Sucessivas alterações à legislação laboral resultaram sempre em degradação dos direitos dos trabalhadores. Novos instrumentos de desregulamentação dos horários de trabalho (adaptabilidade, bancos de horas individuais e grupais, horários concentrados, abuso do trabalho por turnos) foram impostos recuperando velhas conceções de desumanização do trabalho.

Os horários de trabalho, a sua fixação, cumprimento e redução, designadamente das 35 horas de trabalho máximo semanal, o respeito pelos tempos de descanso, as respetivas condições de pagamento e de compensação, a articulação com a vida familiar, pessoal e profissional continuam a assumir uma enorme atualidade.

Para o PCP, o princípio e a Lei devem partir da afirmação da excecionalidade do trabalho noturno. Por isso mesmo, apresentámos recentemente na Assembleia da República um projeto de lei para defender os direitos dos trabalhadores nesta questão.

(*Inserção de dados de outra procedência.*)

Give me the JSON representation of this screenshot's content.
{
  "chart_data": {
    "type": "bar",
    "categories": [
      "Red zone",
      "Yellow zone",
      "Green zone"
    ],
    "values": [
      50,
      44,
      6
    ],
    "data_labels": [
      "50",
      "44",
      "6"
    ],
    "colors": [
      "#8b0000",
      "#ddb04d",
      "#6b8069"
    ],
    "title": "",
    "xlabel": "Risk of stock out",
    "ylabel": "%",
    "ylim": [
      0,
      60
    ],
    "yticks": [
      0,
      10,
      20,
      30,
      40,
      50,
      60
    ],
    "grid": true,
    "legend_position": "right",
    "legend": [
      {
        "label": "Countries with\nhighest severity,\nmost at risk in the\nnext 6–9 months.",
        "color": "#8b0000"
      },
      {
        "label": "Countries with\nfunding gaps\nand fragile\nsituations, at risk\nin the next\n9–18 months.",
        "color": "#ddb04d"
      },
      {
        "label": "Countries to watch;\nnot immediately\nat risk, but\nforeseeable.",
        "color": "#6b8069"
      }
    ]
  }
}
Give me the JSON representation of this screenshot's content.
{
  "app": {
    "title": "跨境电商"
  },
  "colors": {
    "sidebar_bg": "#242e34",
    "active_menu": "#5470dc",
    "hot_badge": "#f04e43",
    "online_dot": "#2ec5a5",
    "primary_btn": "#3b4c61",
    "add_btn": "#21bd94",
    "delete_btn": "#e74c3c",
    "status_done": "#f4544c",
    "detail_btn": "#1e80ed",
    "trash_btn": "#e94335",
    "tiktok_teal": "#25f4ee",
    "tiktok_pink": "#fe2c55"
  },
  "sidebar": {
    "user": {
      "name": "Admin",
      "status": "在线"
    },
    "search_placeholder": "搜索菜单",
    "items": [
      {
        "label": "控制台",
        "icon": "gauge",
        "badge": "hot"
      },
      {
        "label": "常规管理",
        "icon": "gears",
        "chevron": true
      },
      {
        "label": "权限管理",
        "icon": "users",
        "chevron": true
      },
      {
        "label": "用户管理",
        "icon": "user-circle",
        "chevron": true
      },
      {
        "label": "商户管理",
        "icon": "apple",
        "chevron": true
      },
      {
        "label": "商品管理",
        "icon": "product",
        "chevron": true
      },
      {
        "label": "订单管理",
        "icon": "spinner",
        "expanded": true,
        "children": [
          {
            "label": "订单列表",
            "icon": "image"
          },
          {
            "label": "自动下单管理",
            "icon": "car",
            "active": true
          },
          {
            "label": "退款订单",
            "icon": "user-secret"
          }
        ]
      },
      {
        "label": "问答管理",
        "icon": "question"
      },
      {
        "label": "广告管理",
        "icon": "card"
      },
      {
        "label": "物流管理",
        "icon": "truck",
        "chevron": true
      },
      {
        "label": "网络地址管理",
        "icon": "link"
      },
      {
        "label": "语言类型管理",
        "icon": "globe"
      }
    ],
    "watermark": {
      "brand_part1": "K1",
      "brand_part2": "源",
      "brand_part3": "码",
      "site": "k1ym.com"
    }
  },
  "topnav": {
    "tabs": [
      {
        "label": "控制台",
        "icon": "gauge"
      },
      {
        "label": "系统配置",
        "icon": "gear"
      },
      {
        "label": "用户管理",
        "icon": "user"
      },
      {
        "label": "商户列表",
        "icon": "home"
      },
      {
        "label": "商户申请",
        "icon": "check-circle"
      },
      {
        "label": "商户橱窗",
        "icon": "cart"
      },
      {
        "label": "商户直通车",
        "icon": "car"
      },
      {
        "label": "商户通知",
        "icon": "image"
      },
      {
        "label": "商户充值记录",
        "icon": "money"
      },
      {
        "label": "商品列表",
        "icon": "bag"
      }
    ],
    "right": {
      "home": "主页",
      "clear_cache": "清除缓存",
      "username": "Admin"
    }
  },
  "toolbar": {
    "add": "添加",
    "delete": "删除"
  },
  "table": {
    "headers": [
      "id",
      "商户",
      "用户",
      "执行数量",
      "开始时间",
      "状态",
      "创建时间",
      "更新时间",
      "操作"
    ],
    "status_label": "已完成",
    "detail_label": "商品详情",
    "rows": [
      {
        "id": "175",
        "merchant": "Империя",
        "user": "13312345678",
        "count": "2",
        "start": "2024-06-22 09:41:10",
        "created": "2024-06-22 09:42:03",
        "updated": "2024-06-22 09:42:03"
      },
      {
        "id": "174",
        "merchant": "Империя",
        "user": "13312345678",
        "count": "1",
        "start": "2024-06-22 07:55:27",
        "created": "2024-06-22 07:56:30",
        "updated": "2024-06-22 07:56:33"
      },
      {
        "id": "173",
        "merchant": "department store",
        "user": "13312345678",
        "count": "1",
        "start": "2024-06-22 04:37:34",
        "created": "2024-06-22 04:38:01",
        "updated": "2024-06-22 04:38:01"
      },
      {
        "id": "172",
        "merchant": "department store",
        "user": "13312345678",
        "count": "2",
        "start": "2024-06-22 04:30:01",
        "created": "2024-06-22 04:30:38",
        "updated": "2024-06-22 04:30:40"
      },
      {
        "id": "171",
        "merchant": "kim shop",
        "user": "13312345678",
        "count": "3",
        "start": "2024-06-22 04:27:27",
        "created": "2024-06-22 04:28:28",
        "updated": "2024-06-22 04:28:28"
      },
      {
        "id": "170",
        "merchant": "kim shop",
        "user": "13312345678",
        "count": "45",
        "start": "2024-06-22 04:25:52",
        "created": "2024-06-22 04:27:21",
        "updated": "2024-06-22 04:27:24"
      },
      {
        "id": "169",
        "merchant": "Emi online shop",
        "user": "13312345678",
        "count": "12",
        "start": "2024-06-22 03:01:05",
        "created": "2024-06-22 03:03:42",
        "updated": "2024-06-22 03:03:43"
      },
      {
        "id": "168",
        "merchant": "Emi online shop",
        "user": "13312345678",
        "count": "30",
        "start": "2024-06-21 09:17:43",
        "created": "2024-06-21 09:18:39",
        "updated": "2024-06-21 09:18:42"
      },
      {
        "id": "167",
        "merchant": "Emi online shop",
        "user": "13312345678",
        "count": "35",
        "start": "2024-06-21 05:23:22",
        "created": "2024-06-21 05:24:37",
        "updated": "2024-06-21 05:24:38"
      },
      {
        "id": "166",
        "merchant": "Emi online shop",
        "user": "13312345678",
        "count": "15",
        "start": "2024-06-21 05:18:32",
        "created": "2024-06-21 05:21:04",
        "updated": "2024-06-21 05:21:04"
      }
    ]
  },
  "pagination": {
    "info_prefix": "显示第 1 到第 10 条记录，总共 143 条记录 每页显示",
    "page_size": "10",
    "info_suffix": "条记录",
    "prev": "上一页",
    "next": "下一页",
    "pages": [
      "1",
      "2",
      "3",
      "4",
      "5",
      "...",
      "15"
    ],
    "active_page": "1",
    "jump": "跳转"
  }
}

Concretamente, propomos que o conceito de trabalho noturno deve ser clarificado, fixando esse período das 20 horas às 07 horas do dia seguinte; e exigindo-se a garantia de que, relativamente ao trabalho noturno, não exista a prática da adaptabilidade dos horários de trabalho.

Por outro lado, a média para as atividades que não envolvam especial penosidade deve ser apenas semanal e, na organização do trabalho por turnos, é fundamental fixar regras que impeçam abusos na aplicação do sistema de turnos 3x8.

É igualmente importante estabelecer para este sistema a redução semanal do horário de trabalho, bem como, nos casos de dias de descanso rotativos, definir a periodicidade no seu gozo ao sábado e domingo; e estabelecer ciclos curtos para a equipa noturna e criar para os trabalhadores noturnos mais um intervalo de descanso, além do já consagrado, no período de especial sonolência.

Para além destas propostas, e sem prejuízo da reposição das condições de pagamento das indemnizações por despedimentos anteriores ao Código do Trabalho de 2012 (que facilitou e embarateceu os despedimentos), importa garantir condições mais favoráveis aos trabalhadores – e por isso mesmo, propomos que no imediato passe a ser contabilizado para efeitos do cálculo de compensação por despedimento, o subsídio de turno.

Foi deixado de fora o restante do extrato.